NEW YORK (GenomeWeb News) – Researchers from Stephen Quake's laboratory at Stanford University have a published a method in Nature describing a way to noninvasively sequence a fetal genome and identify clinically relevant alleles without prior knowledge of paternal genetic data.
The method builds on a previous technique published by the Quake team last year in Nature Biotechnology that uses microfluidics to phase chromosomes.
That technique is used to create a list of alleles from each maternal haplotype — the one transmitted to the fetus and the one not transmitted to the fetus. Then, the researchers use a chromosome counting technique to determine which maternal haplotype is transmitted.
By applying this method to whole-genome sequencing of maternal plasma, the fetal genome can be determined.

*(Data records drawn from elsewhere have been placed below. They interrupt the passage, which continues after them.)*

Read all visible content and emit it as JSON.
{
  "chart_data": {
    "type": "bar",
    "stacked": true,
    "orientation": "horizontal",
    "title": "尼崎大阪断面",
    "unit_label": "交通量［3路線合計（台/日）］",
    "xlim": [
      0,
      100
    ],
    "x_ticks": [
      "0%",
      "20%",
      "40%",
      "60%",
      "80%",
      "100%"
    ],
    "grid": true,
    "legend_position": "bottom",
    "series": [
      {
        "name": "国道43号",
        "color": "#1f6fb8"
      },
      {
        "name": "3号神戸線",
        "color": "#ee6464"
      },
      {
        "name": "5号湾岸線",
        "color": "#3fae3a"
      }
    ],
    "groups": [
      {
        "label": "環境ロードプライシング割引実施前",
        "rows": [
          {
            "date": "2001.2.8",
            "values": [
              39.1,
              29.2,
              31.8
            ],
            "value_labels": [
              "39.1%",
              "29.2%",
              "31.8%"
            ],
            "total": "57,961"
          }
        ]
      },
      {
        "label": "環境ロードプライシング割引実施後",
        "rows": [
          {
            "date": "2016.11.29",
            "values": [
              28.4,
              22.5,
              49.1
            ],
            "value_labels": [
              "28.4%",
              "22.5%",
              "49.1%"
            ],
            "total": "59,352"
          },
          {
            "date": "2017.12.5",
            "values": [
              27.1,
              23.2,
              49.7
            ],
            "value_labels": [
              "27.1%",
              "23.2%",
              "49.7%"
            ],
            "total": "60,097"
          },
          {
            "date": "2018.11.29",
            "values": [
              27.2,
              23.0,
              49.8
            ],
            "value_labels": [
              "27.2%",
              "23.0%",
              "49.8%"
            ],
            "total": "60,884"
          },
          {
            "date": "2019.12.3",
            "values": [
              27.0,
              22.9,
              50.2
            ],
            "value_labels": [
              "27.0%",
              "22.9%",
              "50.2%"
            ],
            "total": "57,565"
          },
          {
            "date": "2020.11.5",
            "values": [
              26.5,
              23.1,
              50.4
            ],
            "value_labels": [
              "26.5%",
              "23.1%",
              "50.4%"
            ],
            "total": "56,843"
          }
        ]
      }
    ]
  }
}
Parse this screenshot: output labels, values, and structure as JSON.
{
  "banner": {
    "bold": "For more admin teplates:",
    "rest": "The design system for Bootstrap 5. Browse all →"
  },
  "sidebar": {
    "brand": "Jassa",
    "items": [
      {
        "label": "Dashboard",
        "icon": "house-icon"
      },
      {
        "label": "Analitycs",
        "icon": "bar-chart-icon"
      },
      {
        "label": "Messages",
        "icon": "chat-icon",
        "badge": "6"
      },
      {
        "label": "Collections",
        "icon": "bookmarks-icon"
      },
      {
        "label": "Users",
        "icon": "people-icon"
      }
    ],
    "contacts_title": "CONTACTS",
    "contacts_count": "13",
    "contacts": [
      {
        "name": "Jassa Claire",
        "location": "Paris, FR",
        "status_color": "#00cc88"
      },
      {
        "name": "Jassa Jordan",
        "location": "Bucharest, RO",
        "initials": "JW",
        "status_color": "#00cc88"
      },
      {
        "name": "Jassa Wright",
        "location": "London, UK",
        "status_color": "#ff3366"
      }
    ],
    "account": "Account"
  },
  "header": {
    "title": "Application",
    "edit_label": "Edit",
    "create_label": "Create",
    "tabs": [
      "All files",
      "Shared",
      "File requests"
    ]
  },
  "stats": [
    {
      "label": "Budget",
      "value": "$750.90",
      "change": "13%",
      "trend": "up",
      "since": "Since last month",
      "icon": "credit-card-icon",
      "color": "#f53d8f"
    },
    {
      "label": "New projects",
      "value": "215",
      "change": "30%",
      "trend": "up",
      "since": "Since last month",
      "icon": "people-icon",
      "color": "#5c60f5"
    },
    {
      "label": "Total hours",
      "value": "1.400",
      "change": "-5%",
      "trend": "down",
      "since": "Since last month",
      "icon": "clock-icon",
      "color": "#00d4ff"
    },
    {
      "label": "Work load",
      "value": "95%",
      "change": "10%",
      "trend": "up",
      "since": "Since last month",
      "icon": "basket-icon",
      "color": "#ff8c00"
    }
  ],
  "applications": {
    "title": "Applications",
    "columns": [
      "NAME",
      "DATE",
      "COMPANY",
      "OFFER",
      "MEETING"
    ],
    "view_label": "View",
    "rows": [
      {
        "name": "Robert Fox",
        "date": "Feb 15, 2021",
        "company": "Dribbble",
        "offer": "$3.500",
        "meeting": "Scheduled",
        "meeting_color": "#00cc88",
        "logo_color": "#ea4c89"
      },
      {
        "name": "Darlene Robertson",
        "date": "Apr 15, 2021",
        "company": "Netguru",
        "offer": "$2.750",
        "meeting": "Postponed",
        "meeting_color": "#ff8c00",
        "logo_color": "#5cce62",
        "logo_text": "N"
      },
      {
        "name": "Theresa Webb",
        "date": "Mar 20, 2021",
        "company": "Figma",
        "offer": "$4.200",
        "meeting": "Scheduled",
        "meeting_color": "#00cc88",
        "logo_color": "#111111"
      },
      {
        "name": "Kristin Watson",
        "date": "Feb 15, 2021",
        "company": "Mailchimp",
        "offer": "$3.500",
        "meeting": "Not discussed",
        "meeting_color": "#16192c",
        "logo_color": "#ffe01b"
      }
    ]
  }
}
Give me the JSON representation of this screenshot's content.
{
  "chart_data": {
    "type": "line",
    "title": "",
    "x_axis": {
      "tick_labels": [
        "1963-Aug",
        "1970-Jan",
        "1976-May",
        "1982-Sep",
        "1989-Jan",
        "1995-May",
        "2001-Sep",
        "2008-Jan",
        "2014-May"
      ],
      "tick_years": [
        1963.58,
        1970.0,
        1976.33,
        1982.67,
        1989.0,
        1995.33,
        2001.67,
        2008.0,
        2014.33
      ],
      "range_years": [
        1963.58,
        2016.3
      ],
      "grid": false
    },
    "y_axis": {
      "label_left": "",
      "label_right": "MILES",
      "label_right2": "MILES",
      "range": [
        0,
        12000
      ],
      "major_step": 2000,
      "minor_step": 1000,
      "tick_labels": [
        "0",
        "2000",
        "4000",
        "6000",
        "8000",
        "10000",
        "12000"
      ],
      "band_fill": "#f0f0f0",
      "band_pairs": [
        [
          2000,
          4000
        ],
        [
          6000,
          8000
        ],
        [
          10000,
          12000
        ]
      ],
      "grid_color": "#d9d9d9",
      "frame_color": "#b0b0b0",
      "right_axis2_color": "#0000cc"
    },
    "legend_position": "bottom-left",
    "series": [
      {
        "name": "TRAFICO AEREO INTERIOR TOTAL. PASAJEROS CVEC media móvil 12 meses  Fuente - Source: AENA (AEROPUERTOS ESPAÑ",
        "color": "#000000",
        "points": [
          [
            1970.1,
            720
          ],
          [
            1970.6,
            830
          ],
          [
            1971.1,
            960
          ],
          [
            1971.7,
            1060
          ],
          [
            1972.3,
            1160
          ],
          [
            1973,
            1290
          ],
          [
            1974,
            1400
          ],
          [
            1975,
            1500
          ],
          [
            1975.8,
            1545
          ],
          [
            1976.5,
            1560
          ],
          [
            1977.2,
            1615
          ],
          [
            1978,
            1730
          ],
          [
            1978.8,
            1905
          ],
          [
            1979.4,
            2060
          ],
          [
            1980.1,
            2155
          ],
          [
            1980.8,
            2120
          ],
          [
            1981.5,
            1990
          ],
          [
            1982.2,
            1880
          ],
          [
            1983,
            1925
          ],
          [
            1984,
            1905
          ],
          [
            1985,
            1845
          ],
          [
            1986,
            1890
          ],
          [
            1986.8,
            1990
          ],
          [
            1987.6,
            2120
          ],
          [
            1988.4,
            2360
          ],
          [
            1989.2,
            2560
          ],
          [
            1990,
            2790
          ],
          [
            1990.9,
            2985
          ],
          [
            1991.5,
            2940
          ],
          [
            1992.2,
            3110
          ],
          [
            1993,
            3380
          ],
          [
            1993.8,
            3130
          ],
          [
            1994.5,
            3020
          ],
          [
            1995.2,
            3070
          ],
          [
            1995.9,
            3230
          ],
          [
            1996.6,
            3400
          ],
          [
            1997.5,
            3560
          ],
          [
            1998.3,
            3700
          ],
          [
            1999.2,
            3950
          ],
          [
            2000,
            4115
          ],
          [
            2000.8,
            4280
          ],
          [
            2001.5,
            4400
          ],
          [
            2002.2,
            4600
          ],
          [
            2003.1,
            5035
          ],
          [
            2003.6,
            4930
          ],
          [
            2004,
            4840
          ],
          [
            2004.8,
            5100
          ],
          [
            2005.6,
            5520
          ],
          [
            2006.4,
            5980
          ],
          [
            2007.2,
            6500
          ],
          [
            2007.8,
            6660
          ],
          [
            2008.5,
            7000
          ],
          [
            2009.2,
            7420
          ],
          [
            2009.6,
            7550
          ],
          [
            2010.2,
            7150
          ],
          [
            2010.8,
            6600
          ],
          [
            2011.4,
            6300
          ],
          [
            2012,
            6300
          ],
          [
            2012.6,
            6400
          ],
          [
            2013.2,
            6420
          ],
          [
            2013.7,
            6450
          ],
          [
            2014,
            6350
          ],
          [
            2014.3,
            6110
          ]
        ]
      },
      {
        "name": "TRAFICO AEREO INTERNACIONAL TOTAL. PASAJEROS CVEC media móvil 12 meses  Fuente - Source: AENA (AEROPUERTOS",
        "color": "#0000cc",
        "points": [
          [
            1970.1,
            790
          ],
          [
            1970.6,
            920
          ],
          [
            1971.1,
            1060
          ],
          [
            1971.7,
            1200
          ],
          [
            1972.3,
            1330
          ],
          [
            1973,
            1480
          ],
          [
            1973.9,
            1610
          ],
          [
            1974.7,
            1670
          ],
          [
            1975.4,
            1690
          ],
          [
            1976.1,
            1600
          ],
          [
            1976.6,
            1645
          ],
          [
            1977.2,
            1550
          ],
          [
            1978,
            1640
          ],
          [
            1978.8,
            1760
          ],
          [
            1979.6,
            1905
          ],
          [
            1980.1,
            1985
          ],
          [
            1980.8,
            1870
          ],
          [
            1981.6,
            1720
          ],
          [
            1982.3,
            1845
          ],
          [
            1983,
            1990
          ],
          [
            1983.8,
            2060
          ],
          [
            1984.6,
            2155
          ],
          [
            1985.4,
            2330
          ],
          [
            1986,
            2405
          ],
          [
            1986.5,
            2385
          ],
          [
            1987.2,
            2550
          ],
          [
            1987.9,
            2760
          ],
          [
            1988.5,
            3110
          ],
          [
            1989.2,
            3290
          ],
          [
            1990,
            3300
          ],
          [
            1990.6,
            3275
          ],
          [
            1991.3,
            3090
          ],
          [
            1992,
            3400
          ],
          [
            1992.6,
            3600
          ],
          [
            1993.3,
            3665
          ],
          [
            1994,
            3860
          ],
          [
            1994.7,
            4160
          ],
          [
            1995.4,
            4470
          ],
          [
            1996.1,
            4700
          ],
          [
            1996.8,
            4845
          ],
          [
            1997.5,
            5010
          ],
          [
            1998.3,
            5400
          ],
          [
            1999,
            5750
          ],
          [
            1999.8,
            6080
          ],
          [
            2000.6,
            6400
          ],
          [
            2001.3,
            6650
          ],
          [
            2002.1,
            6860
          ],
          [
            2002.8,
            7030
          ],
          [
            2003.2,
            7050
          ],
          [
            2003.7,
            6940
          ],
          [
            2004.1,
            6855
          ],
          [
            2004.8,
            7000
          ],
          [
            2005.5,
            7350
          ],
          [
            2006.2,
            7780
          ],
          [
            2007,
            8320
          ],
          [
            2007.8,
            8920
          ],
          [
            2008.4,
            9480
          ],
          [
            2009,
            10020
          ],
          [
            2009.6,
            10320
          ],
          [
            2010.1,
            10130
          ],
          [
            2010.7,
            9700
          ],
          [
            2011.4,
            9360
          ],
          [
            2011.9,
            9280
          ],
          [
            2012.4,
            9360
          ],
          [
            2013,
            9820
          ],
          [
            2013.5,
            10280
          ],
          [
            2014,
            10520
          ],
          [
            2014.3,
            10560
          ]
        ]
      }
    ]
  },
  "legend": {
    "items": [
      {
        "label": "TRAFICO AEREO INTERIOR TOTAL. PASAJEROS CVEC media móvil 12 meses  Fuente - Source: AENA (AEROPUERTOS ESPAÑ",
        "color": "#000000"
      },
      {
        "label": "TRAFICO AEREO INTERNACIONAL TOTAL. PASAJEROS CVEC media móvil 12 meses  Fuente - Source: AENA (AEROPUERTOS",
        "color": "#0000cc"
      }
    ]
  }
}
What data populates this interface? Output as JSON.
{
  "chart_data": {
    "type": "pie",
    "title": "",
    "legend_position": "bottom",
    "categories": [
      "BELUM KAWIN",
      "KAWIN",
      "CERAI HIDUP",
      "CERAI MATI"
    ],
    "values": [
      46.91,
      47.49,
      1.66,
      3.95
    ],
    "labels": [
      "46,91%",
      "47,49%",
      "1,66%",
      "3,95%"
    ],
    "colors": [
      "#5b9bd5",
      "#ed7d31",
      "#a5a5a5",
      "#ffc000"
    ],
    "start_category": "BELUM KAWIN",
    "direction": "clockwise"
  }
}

Quake's team verified the approach on two different pregnant women, one of whom was carrying a normal fetus and another who was carrying a fetus with a heterozygous deletion on chromosome 22, which is associated with DiGeorge syndrome, a heterogeneous disorder that can cause congenital heart disease, defects in the palate, neuromuscular problems, and learning disabilities, among other problems.
They used their microfluidic phasing technique on three or four cells from each sample and also genotyped cord blood that was collected at delivery to serve as a reference for the fetal genotypes.
The maternal haplotyping method identified the deletion on chromosome 22 from the mother carrying the fetus affected with DiGeorge syndrome.
Next, in order to reconstruct the fetal genome, they sequenced the DNA samples on the Illumina platform to 53-fold haploid genome coverage for the maternal sample with the healthy fetus during the first trimester, 21-fold for the healthy sample during the second trimester, and 1.3-fold for the maternal sample with the affected fetus during the third trimester.
Paternally inherited haplotypes were reconstructed by detecting paternal-specific alleles. The researchers were able to detect between 66 percent and 70 percent of the paternally inherited alleles, and were also able to deduce about 70 percent of paternally inherited haplotypes using imputation.
Next, they wanted to see if they could determine the clinically relevant portions of the fetal genome by applying the counting method to the exome. They tested the method from the sample with the healthy fetus from all three trimesters, sequencing the fetal exome to over 100-fold coverage in each sample.
The greater sequencing depth increased their ability to assign fetal genotypes and detect paternal specific alleles. "In all three trimesters, fetal genotypes could be assigned robustly at loci where the mother is homozygous," the authors wrote.
Additionally, paternal-specific alleles were detected with a sensitivity of 96 percent to 99.8 percent.
The team also found that the percentage of fetal DNA increased throughout pregnancy. In the first trimester, fetal DNA made up just 6.6 percent of total DNA, but that percentage increased to 20.1 percent and 26.3 percent in the second and third trimesters, respectively.
The greater the fetal DNA percentage, the more sensitive the assay was at distinguishing between heterozygous and homozygous SNPs. For instance, maternal heterozygous SNPs could only be detected with 16 percent sensitivity and 90 percent specificity from the first trimester sample, but sensitivity was increased to 93 percent from the third trimester sample.
The authors conclude that their molecular counting and sequencing method "offers a gateway to comprehensive non-invasive prenatal diagnosis of genetic disease." However, they note that the ability to determine an entire fetal genome raises ethical issues, which the study did not address.
Nevertheless, the method could be useful for testing for conditions "that are not survivable or lead to medical complications." Additionally, it will enable "diagnosis of conditions that would benefit from treatment immediately after delivery," including metabolic and immunologic disorders.